My problem with the Mathematical Universe is not that I dislike the idea of being made of math (whatever that might mean). In fact, I quite like the idea (
up to a face factor). My problem is that for all I can tell it’s not of use for anything (oops, lid slipped off) and it is based on an assumption I don’t find particularly plausible: That humans in the 21st century have already found the language to describe the fundamental nature of reality.
Formal mathematics is a quite recent achievement in mankind’s evolution. Sure, its precision and usefulness in the description of nature is vastly superior to that of, say, the English language. But 50,000 years ago our ancestors have thought of their precise spoken language as the ultimate tool to describe nature, vastly superior to grunting and waving with paws. So how sure really can we be mathematics is so intimately connected to nature that nature
is mathematics?
Versus multiNow let us turn the argument around. Searching for a TOE we were ultimately left with mathematical consistency as only guidance and it’s not enough of a constraint. It offers too many possibilities and eventually doesn’t explain anything. Unless, that is, mathematical consistency is not the only requirement. (There is of course the requirement to reproduce observation, but that’s too pragmatic for my tea pot.) The only way to avoid a multiverse then seems to be that mathematics is not sufficient to describe the fundamental nature of reality.
So the options are: a) Accept a final cause. b) Accept the multiverse. c) Accept that there’s a way to describe nature better than with mathematics.

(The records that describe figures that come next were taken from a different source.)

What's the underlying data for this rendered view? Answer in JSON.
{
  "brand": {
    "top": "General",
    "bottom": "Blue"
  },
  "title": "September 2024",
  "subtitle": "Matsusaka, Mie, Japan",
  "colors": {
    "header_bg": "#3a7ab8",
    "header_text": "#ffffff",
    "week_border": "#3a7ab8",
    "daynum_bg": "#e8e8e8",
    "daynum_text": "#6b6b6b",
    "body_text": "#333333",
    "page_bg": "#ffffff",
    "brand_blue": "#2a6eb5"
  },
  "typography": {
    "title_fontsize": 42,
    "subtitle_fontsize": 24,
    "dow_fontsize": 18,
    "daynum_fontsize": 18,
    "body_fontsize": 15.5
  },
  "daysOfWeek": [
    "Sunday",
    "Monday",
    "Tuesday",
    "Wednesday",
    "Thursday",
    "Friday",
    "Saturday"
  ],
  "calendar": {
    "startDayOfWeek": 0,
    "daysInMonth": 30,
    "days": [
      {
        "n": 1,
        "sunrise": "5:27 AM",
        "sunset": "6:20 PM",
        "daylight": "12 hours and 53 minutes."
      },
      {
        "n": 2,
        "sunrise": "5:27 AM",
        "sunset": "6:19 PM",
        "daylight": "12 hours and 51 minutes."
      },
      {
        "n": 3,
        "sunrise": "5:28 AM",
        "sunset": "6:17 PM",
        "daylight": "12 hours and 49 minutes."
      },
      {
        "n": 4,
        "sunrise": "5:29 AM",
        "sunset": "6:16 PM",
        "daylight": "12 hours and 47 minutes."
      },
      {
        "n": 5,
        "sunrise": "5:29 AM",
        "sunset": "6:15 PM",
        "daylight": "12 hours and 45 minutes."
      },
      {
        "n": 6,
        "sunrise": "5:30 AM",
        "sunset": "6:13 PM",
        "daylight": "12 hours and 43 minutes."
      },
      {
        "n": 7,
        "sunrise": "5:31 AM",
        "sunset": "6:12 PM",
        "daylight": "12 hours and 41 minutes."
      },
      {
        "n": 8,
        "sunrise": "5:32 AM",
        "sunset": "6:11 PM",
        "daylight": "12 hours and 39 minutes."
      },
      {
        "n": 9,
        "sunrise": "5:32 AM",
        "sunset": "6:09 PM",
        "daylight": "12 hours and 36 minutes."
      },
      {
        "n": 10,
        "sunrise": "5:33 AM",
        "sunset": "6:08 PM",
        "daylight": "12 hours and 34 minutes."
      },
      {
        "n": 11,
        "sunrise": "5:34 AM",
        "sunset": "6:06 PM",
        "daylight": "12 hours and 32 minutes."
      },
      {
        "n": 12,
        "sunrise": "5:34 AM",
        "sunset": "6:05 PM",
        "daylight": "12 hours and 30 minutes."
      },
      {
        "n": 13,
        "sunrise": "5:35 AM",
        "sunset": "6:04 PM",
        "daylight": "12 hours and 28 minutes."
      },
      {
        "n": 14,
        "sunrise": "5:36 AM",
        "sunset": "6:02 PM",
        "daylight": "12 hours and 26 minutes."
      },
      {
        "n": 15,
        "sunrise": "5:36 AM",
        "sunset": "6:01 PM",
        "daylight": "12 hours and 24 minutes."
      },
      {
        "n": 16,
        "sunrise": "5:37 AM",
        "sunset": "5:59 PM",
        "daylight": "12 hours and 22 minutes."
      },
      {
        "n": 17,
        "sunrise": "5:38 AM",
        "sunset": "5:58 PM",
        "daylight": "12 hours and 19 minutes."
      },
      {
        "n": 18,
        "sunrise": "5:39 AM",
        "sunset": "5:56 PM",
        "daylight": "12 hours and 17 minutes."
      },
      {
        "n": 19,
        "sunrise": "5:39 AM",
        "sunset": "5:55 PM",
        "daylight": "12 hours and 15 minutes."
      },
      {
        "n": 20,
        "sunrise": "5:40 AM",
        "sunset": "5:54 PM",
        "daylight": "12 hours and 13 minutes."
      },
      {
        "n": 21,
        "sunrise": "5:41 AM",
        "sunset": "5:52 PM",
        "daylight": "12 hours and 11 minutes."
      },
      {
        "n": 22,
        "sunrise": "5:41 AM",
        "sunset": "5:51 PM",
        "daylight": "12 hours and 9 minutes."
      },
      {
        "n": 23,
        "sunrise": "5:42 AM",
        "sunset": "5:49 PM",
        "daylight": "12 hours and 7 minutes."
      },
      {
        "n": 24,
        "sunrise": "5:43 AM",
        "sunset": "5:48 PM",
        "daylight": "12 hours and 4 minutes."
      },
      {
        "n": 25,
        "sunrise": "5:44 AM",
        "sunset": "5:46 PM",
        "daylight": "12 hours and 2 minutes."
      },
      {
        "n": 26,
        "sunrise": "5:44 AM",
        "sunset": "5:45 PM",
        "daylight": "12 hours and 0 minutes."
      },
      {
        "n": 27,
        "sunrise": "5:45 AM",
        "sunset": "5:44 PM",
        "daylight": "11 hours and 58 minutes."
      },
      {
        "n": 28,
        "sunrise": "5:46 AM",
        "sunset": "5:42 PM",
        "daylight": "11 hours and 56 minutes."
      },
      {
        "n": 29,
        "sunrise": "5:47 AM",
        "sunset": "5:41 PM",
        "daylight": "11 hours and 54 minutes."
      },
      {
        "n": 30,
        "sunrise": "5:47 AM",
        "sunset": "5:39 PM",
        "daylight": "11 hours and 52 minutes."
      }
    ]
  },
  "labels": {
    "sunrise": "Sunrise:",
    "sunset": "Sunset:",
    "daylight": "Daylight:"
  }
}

If you don’t like a) and b) and therefore have to sympathize with c) you are however left wondering what may describe nature even better than mathematics? Well, you can. Tegmark’s Mathematical Universe irks people because they believe there is a distinction between reality and mathematics, between platonic ideas and the world out there. The common point of view is that the math used in theoretical physics is a description of nature, but humans provide the map between reality and the math. It is possible that this mapping is itself a purely mathematical process. I can imagine there to be an algorithm that searches for mathematical definitions whose properties fit to observed data. Yet presently there is no answer to the question whether there is in fact such an algorithm able to do science like a human. Gödel’s incompleteness theorem is happily waving its tail, waiting for a chance to pee on your leg.
In summary this means if there is neither a final cause nor a multiverse, there likely won’t be any Singularity in 2045 either since no computer algorithm will be able to go beyond math. And vice versa, if a computer algorithm, coded in the language of math, is able to map every aspect of reality to a mathematical structure, then you’re likely stuck with the multiverse, Tegmarkian version, subsuming all other versions. It might then just be that the next revolution in physics comes from neuroscience.
From noun -> multiverse. From L. multus “much, many” and versus, pp. of vertere “to turn.” To make many turns. Colloq: To act or talk incoherently. “She spent the afternoon multiversing around,” “His job interview was a disaster; he totally multiversed it.”
I’ll finish with a quotation from a wise physicist, who wants to remain unnamed but reportedly reads this blog: “The multiverse, the simulation hypothesis, modal realism, or the Singularity –it’s all the same nonsense, really.”